$^{19}$F NMR and defect spins in vacuum-annealed LaO$_{0.5}$F$_{0.5}$BiS$_2$

TL;DR

This study uses $^{19}$F NMR and magnetization measurements to investigate defect spins and magnetic behavior in vacuum-annealed LaO$_{0.5}$F$_{0.5}$BiS$_2$, revealing local moments and conduction-band fluctuation effects without magnetic order.

Contribution

It provides the first detailed analysis of defect-induced local moments and their magnetic interactions in LaO$_{0.5}$F$_{0.5}$BiS$_2$ using NMR and magnetization data.

Findings

Local moments are present at ~1000 ppm concentration.
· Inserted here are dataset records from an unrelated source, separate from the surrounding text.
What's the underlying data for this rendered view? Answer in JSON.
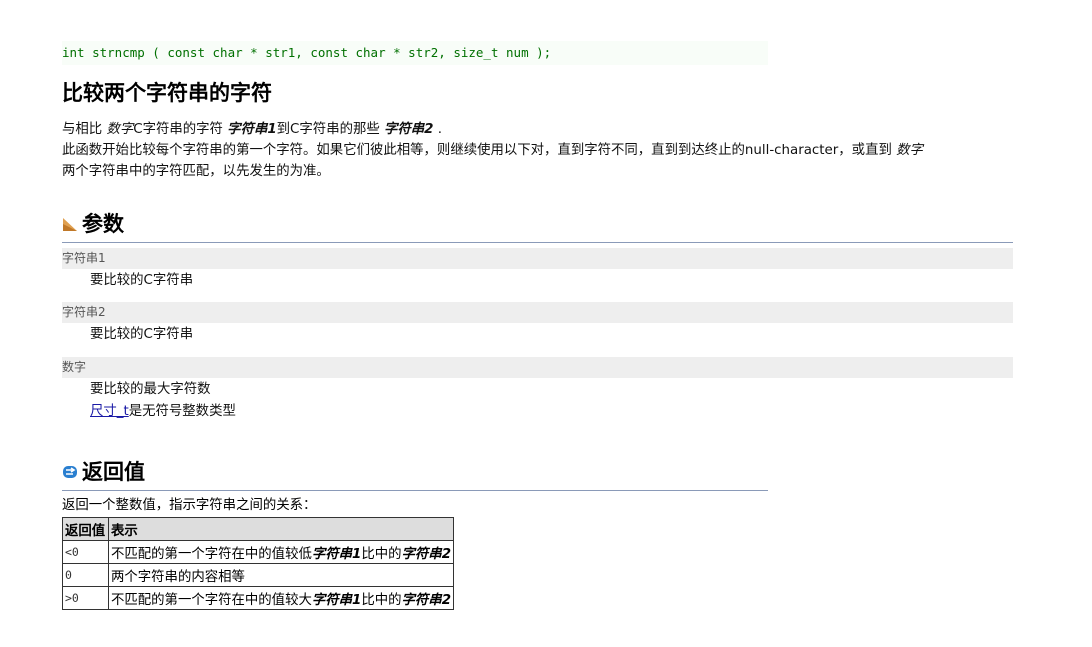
{
  "prototype": "int strncmp ( const char * str1, const char * str2, size_t num );",
  "title": "比较两个字符串的字符",
  "description": {
    "line1": {
      "t1": "与相比 ",
      "i1": "数字",
      "t2": "C字符串的字符 ",
      "i2": "字符串1",
      "t3": "到C字符串的那些 ",
      "i3": "字符串2",
      "t4": " ."
    },
    "line2": {
      "t1": "此函数开始比较每个字符串的第一个字符。如果它们彼此相等，则继续使用以下对，直到字符不同，直到到达终止的null-character，或直到 ",
      "i1": "数字"
    },
    "line3": "两个字符串中的字符匹配，以先发生的为准。"
  },
  "params": {
    "heading": "参数",
    "items": [
      {
        "term": "字符串1",
        "def": "要比较的C字符串"
      },
      {
        "term": "字符串2",
        "def": "要比较的C字符串"
      },
      {
        "term": "数字",
        "def": "要比较的最大字符数",
        "link": "尺寸_t",
        "link_suffix": "是无符号整数类型"
      }
    ]
  },
  "returns": {
    "heading": "返回值",
    "intro": "返回一个整数值，指示字符串之间的关系：",
    "table": {
      "headers": [
        "返回值",
        "表示"
      ],
      "rows": [
        {
          "code": "<0",
          "t1": "不匹配的第一个字符在中的值较低",
          "i1": "字符串1",
          "t2": "比中的",
          "i2": "字符串2"
        },
        {
          "code": "0",
          "t1": "两个字符串的内容相等"
        },
        {
          "code": ">0",
          "t1": "不匹配的第一个字符在中的值较大",
          "i1": "字符串1",
          "t2": "比中的",
          "i2": "字符串2"
        }
      ]
    }
  },
  "icons": {
    "params": "triangle-icon",
    "returns": "return-arrow-icon"
  },
  "colors": {
    "code_green": "#007000",
    "link": "#1a1aa6",
    "rule": "#8a9ab8"
  }
}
No magnetic order observed down to 2 K.

Defect spins interact via dipolar interactions and conduction-band fluctuations.

Abstract

We report results of magnetization and $^{19}$F NMR measurements in the normal state of as-grown LaO$_{0.5}$F$_{0.5}$BiS$_2$. The magnetization is dominated by a temperature-independent diamagnetic component and a field- and temperature-dependent paramagnetic contribution $M_\mu(H,T)$ from a $\sim$1000~ppm concentration of local moments, an order of magnitude higher than can be accounted for by measured rare-earth impurity concentrations. $M_\mu(H,T)$ can be fit by the Brillouin function $B_J(x)$ or, perhaps more realistically, a two-level $\tanh(x)$ model for magnetic Bi $6p$ ions in defect crystal fields. Both fits require a phenomenological Curie-Weiss argument $x = \mu_\mathrm{eff}H/(T + T_W)$, $T_W \approx 1.7$ K. There is no evidence for magnetic order down to 2 K, and the origin of $T_W$ is not clear. $^{19}$F frequency shifts, linewidths, and spin-lattice relaxation rates are consistent with purely dipolar $^{19}$F/defect-spin interactions. The defect-spin correlation time $\tau_c(T)$ obtained from $^{19}$F spin-lattice relaxation rates obeys the Korringa relation $\tau_cT = \text{const.}$, indicating the relaxation is dominated by conduction-band fluctuations.